El joven parecía abatido por su esfuerzo, avergonzado de su brutalidad, inerte en el suelo, sin protesta, como si deseara no levantarse jamás; morir bajo aquel pie que le asfixiaba iracundo.

Leonora se serenó, y lentamente fue retrocediendo algunos pasos, mientras Rafael se incorporaba, recogiendo su sombrero.

Fue una escena penosa.
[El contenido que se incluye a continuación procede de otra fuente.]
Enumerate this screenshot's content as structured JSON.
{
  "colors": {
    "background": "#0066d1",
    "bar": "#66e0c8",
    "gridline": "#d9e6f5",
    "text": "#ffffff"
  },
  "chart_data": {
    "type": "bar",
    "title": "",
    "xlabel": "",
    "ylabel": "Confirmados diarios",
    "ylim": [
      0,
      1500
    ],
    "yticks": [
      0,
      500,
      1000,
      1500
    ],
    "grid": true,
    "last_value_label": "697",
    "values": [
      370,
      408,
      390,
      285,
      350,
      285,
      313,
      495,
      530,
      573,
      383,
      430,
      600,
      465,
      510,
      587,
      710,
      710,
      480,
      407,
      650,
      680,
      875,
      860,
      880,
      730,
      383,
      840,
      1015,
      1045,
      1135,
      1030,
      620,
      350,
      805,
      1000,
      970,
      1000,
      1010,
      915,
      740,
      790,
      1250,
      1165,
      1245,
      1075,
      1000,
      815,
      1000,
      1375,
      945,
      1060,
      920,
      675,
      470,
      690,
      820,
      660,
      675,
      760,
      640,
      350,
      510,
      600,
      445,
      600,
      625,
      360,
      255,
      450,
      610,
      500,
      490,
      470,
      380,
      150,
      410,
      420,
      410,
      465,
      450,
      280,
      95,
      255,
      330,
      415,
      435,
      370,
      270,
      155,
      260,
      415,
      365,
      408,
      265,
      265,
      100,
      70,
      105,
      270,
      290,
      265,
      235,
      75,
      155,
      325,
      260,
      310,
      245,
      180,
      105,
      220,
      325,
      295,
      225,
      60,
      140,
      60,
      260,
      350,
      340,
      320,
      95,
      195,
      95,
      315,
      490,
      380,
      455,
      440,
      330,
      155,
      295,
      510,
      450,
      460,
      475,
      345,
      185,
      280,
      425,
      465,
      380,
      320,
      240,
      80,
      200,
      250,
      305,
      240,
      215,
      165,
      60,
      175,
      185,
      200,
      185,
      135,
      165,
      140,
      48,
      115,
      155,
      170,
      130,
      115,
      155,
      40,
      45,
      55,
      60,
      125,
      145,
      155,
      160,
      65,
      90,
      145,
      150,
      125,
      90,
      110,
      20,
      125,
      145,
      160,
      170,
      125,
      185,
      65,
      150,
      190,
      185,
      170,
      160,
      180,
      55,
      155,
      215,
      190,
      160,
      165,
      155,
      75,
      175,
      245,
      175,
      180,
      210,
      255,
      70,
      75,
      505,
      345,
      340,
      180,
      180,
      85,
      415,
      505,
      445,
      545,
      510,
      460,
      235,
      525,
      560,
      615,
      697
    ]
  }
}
Los dos sentían frío, no veían luz, como si el sol se hubiera apagado y sobre el huerto soplase un viento glacial.

Rafael miraba avergonzado al suelo; tenía miedo de verla, miedo de contemplarse con las ropas en desorden, sucio de tierra, batido y golpeado como un ladrón al que sorprende un amo fuerte.

Oyó la voz de Leonora, hablándole con la despreciativa familiaridad que se usa con los miserables.

– ¡Vete!

Levantó los ojos y vio los de Leonora irritados y altivos, fijos en él.

– A mí no se me toma – dijo con frialdad; – me entrego, si es que quiero.

Y en el gesto de desprecio y rabia con que despedía a Rafael, parecía marcarse el recuerdo odioso de Boldini, aquel viejo repugnante, el único en el mundo que la había tomado por la fuerza.

Rafael quiso excusarse, pedir perdón, pero aquel recuerdo de la adolescencia evocado por la escena brutal, la hacía implacable.

– ¡Vete, vete, o te abofeteo!… Jamás vuelvas aquí.

Y para dar más fuerza a estas palabras cuando Rafael, humillado y sucio, salió del huerto, Leonora cerró tras él la verja de madera con tan brutal ímpetu, que casi hizo saltar los barrotes.